O simples fato de a análise fonológica nos ter mostrado que aqueles fenômenos são “variações” já é, por si só, eloquente, já justifica por si a descrição, além de nos revelar a estrutura fonológica do Falar Capelinhense que é tão perfeita como a de qualquer outra língua, por mais sofisticada que seja a cultura de que é veículo. Além do mais, se são variações, não pertencem ao núcleo fundamental da estrutura linguística local, mas antes representam a pressão sociolinguística das comunidades circundantes imediatamente e mediatamente.



5. Conclusão



Depois de tudo que foi dito nas páginas precedentes, verificamos que em todos os aspectos em que podem ser divididos os estudos linguísticos encontramos relação com a cultura. De certa maneira, isto vem de encontro ao que Sapir disse em seu já mencionado “Língua e ambiente” (Sapir 1969), isto é, que na Morfologia, na Sintaxe dificilmente encontraríamos alguma influência do ambiente em que vivem os falantes de uma língua. No entanto, Sapir foi um pioneiro, a Sociolinguística ainda não havia se formado. Hoje, podemos afirmar, com segurança, que há muita relação entre qualquer um dos aspectos supra-mencionados e o ambiente cultural e/ou físico. Se não vejamos.

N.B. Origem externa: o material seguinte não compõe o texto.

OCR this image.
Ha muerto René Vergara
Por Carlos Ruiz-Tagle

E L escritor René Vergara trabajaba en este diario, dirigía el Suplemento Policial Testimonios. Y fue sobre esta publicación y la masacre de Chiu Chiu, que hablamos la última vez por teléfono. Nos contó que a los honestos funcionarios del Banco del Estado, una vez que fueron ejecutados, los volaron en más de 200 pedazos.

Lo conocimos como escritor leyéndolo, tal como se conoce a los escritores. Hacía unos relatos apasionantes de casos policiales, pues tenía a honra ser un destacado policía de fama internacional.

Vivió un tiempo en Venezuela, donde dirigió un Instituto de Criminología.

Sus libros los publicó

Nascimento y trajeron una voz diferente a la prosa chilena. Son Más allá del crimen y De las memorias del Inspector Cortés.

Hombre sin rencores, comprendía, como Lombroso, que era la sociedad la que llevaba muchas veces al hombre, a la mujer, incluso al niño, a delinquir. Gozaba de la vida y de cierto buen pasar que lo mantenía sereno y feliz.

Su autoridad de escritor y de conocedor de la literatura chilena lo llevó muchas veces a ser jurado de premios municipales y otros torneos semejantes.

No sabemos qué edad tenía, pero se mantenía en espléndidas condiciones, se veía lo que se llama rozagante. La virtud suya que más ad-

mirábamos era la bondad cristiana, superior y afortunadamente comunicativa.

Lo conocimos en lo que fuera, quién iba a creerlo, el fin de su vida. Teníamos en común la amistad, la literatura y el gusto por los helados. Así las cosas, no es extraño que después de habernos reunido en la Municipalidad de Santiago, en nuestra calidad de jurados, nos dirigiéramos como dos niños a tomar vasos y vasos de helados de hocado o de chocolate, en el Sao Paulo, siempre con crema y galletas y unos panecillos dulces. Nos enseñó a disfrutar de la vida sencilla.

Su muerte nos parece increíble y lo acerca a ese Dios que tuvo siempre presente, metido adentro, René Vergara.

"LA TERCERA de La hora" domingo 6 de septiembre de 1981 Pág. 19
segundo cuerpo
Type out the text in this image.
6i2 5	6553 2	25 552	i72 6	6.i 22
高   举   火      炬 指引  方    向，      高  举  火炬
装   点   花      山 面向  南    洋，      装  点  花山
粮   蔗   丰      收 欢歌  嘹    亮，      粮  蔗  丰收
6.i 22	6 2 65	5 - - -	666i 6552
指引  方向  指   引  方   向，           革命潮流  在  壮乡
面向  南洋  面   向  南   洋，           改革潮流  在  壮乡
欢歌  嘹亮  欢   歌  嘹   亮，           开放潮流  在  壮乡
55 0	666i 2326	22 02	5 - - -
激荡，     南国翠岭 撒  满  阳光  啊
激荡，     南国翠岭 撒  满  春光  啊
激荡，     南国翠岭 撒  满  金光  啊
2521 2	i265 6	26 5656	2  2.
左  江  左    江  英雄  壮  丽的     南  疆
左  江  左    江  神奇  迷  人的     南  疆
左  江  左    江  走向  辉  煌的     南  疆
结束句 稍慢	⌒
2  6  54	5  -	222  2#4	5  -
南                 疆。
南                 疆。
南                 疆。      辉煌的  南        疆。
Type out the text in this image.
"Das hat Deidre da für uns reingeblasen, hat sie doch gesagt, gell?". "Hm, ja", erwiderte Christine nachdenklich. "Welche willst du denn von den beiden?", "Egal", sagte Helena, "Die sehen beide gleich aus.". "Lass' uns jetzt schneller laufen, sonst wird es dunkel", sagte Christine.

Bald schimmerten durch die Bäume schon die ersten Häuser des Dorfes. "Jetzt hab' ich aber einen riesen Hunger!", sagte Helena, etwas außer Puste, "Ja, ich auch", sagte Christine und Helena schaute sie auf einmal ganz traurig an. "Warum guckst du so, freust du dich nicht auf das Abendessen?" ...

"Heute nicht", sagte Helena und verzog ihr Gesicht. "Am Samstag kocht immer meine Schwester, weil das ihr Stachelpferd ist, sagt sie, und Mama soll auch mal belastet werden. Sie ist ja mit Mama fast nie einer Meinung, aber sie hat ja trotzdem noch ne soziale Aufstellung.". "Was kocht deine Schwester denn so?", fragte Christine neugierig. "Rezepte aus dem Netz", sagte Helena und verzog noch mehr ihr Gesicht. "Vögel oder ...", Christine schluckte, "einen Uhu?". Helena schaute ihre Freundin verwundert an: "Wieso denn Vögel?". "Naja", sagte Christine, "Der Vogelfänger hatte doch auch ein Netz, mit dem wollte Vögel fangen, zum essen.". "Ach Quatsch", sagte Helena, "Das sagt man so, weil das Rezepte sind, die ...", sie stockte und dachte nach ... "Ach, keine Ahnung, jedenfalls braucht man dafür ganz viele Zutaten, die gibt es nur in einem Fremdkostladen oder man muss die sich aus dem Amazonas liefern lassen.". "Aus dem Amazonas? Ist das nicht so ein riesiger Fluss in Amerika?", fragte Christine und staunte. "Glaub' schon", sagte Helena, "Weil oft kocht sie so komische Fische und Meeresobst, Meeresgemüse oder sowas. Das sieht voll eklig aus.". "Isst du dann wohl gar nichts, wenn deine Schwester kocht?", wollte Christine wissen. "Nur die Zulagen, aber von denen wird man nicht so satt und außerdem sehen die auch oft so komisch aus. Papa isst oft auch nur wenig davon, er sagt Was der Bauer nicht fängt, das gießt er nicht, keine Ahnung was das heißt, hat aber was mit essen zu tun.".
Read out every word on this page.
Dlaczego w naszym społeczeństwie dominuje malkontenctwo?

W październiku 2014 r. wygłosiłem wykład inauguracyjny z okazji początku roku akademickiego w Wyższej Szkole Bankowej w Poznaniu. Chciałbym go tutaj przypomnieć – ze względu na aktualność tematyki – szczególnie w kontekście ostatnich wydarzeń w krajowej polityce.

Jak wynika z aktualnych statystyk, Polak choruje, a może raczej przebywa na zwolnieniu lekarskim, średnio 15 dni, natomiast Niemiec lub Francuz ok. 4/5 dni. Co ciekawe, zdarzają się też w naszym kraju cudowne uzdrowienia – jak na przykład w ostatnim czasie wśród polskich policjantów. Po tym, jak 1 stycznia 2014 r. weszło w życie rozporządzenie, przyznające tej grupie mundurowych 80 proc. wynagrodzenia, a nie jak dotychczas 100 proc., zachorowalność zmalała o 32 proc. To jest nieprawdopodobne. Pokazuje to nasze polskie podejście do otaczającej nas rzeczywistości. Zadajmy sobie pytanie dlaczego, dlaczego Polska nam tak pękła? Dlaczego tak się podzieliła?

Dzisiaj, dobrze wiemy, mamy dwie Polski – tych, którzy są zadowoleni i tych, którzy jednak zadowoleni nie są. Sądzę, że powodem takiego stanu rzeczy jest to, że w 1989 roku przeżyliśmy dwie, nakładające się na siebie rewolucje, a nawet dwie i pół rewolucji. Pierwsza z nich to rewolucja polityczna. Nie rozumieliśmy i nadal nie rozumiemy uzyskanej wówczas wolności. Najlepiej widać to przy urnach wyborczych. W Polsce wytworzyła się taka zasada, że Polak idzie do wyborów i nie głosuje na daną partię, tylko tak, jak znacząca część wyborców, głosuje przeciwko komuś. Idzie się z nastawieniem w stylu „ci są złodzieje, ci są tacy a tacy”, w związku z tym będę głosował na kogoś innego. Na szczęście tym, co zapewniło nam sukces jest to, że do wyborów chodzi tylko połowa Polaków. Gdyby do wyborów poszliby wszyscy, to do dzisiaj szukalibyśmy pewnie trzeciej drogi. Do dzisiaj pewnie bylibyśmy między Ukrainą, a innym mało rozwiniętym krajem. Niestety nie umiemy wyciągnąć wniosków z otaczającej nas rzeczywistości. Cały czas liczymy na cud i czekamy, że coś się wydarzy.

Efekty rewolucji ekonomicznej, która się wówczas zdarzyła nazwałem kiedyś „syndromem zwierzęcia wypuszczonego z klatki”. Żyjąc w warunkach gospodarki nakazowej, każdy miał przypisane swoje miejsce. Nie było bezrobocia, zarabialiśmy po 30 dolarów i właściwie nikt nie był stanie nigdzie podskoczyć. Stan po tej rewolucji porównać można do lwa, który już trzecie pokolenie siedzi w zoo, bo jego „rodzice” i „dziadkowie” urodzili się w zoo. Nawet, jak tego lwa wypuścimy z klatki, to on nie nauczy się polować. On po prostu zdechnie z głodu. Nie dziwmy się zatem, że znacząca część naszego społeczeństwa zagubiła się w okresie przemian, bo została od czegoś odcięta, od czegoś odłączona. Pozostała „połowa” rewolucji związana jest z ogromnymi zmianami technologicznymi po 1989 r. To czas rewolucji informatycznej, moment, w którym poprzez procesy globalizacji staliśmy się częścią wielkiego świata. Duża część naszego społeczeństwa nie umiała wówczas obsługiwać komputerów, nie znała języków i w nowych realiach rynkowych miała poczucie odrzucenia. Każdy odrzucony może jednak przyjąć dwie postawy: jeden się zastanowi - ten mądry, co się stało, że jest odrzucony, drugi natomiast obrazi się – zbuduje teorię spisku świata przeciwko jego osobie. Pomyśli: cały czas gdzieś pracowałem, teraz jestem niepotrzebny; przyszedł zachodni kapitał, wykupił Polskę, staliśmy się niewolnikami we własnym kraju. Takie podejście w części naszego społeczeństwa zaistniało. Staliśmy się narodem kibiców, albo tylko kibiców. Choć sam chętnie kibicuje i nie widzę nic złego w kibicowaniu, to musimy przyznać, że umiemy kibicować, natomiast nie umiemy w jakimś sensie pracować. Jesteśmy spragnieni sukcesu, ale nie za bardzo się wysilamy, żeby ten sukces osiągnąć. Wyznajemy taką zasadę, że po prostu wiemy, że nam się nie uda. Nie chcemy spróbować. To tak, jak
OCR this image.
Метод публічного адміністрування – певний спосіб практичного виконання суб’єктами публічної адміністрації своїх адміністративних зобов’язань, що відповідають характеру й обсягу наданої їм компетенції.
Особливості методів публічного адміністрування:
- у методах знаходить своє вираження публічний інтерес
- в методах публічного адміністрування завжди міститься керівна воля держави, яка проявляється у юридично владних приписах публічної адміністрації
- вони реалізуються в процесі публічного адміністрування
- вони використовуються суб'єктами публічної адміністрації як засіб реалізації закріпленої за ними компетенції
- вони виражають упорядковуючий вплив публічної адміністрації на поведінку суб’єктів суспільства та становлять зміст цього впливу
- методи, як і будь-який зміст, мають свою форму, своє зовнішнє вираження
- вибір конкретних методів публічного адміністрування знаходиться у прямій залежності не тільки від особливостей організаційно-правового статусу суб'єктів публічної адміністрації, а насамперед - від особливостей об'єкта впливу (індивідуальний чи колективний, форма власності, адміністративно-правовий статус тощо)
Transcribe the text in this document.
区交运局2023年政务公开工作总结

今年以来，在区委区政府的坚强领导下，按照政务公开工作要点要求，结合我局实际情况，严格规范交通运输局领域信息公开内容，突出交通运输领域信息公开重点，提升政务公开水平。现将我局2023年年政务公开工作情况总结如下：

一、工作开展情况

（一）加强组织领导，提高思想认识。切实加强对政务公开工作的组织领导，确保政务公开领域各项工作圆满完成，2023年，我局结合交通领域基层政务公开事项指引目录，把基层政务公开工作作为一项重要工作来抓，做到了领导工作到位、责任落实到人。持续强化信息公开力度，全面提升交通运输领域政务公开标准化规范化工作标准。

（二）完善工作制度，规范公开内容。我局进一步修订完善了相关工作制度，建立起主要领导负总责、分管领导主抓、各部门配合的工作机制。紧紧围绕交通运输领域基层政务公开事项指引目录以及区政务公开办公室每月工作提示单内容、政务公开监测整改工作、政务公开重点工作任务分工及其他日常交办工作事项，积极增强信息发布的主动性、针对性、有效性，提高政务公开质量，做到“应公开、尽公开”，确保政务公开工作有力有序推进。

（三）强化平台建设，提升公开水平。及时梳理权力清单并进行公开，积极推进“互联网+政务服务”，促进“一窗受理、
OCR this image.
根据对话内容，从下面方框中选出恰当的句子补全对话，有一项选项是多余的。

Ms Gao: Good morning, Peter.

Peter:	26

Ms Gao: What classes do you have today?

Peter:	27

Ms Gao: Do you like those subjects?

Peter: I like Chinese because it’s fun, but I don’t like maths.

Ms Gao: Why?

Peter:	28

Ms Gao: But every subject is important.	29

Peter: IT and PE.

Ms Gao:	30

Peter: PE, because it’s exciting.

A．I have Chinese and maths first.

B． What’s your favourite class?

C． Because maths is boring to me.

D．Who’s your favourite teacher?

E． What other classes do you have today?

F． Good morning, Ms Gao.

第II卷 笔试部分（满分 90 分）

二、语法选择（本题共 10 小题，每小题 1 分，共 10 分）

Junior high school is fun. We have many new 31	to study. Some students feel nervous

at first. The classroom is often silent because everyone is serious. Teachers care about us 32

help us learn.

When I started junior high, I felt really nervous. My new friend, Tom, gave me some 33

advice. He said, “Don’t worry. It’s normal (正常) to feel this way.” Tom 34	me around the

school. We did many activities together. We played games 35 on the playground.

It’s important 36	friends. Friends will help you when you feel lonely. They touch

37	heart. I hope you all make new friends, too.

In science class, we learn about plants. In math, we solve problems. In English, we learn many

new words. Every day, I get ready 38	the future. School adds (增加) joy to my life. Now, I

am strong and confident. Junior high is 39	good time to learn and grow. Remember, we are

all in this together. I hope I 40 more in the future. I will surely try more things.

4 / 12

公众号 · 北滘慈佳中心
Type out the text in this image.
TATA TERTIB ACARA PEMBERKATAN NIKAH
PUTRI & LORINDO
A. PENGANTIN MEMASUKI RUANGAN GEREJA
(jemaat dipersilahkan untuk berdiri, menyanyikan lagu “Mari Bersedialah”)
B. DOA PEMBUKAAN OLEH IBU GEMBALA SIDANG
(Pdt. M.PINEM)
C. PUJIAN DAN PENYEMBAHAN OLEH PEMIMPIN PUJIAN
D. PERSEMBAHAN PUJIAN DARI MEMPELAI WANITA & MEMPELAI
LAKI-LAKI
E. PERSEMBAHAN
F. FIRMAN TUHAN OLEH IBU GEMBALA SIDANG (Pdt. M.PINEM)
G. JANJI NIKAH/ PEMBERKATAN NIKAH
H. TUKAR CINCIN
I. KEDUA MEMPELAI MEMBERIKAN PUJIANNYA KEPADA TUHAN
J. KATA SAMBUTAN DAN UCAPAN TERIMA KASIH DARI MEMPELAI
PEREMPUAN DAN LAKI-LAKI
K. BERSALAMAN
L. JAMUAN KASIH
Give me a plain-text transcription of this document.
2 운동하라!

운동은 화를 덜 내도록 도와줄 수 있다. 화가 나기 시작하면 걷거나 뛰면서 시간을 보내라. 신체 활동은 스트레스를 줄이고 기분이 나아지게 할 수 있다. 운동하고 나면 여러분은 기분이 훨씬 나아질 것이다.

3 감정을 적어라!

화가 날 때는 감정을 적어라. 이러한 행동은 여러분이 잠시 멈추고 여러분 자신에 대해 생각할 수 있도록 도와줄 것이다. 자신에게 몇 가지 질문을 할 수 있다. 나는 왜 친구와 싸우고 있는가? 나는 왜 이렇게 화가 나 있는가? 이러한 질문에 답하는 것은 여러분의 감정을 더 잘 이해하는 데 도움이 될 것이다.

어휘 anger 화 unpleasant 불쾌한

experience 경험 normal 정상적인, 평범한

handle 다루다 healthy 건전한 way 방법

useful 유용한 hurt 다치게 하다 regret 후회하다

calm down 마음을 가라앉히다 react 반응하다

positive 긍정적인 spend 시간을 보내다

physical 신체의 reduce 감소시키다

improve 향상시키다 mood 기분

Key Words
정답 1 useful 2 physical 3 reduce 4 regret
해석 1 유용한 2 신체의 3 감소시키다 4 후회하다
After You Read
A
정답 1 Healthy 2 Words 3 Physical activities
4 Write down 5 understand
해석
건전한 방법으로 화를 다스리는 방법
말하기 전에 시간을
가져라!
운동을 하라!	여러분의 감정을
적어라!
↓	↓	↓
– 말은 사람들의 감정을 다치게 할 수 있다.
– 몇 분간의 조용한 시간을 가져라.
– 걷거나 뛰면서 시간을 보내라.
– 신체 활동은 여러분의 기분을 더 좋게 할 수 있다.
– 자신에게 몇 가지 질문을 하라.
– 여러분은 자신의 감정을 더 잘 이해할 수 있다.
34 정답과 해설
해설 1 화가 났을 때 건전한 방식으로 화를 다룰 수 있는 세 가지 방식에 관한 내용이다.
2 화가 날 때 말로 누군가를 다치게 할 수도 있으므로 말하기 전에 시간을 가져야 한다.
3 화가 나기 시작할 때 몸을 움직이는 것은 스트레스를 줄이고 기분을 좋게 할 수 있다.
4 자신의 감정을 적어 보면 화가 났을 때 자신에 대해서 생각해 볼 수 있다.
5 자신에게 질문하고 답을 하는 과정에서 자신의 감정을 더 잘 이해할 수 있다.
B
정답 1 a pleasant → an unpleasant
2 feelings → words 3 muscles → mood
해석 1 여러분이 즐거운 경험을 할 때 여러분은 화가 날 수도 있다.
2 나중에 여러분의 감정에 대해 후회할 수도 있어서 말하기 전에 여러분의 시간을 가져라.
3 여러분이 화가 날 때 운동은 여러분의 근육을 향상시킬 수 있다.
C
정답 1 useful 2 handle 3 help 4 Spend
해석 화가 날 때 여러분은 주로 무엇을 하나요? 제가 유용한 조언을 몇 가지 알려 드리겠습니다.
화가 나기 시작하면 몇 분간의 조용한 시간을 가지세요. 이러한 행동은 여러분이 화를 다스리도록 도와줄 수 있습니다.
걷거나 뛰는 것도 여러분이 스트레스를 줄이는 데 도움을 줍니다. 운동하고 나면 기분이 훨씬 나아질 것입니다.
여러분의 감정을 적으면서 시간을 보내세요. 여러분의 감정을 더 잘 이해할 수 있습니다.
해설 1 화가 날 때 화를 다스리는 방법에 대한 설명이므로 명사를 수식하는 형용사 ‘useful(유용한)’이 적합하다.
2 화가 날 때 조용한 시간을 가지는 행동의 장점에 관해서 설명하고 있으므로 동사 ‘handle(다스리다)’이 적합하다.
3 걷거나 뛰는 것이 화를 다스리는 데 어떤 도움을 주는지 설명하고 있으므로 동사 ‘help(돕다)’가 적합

Na Morfologia salientei fatos como as formas “es veio” [sem flexão verbal], ao lado de “pusemo” [com flexão]. Concorrendo com elas vimos que há “viero” e “nóis pois”, respectivamente. Enfim, que as formas verbais apresentam alomorfia, mas um dos alomorfes só ocorre em determinadas circunstâncias. Ou seja, formas como “fizemo”, “nóis fizemo” e, em casos raríssimos, mesmo “nós fizemos”, são extra-sistemáticas, só são usadas em situações culturais nitidamente marcadas, isto é, quando na presença de estranhos, principalmente de pessoas “cultas”. Consequentemente, estas formas são culturalmente determinadas. Normalmente só se usa “eu vim” e, para todas as outras pessoas, “veio”. Só o pronome distingue se é primeira, segunda ou terceira pessoa, do singular ou do plural.

Até mesmo nos tempos verbais foi levantada uma hipótese sobre a determinação cultural, isto é, o fato de o passado ser um tempo marcado teria algo a ver com o apego à tradição, com o que se passou e o que não se passou e que constituem o substrato para a estrutura social local. Mas, como é uma hipótese, não se pode firmar nela para outras ilações sem que primeiro fique provada.

Na Lexicologia vimos que o grande número de apelidos, hipocorísticos, nomes “adulterados”, enfim, que a existência de um nome oficial (de registro) e outro real (o usado pelos membros da comunidade) também era um meio de a sociedade adaptar a tradição de nomes próprios imposta pelo diassistema aos seus próprios padrões. Também isto é uma forma de determinação cultural, de imbricação língua-sociedade, também isso contribui para a unidade sociolinguística da comunidade capelinhense.

Quanto à Fonologia, como já foi salientado em seu devido lugar, há muita coisa devida ao ambiente cultural. Haja vista o fato já mencionado da existência de alofones, ou mais especificamente, de variantes livres, em posição pretônica e posvocálica, caso de [x], [r] e [rr], ou então, o caso de [ò] e [o], também em posição pretônica. Salientaram-se também as alternâncias entre [r] e [l] em final de sílaba (principalmente interna) e que o normal é o uso do primeiro contóide, sendo que só se usa o segundo em situações mais formais, em atitudes postiças. Em resumo, todas as variantes existem por determinação cultural, por pressão externa ou interna. Poderia continuar enumerando uma longa série de casos semelhantes aos comentados nesta conclusão, os quais se referem ao que foi levantado no corpo do trabalho. No entanto, como frisei em vários instantes, meu levantamento é necessariamente incompleto; são necessárias pesquisas mais aprofundadas em setores específicos. O que tentei fazer é muito abrangente, portanto não pode ser exaustivo em casos especiais. Futuramente, como já disse, pretendo voltar à fonologia capelinhense.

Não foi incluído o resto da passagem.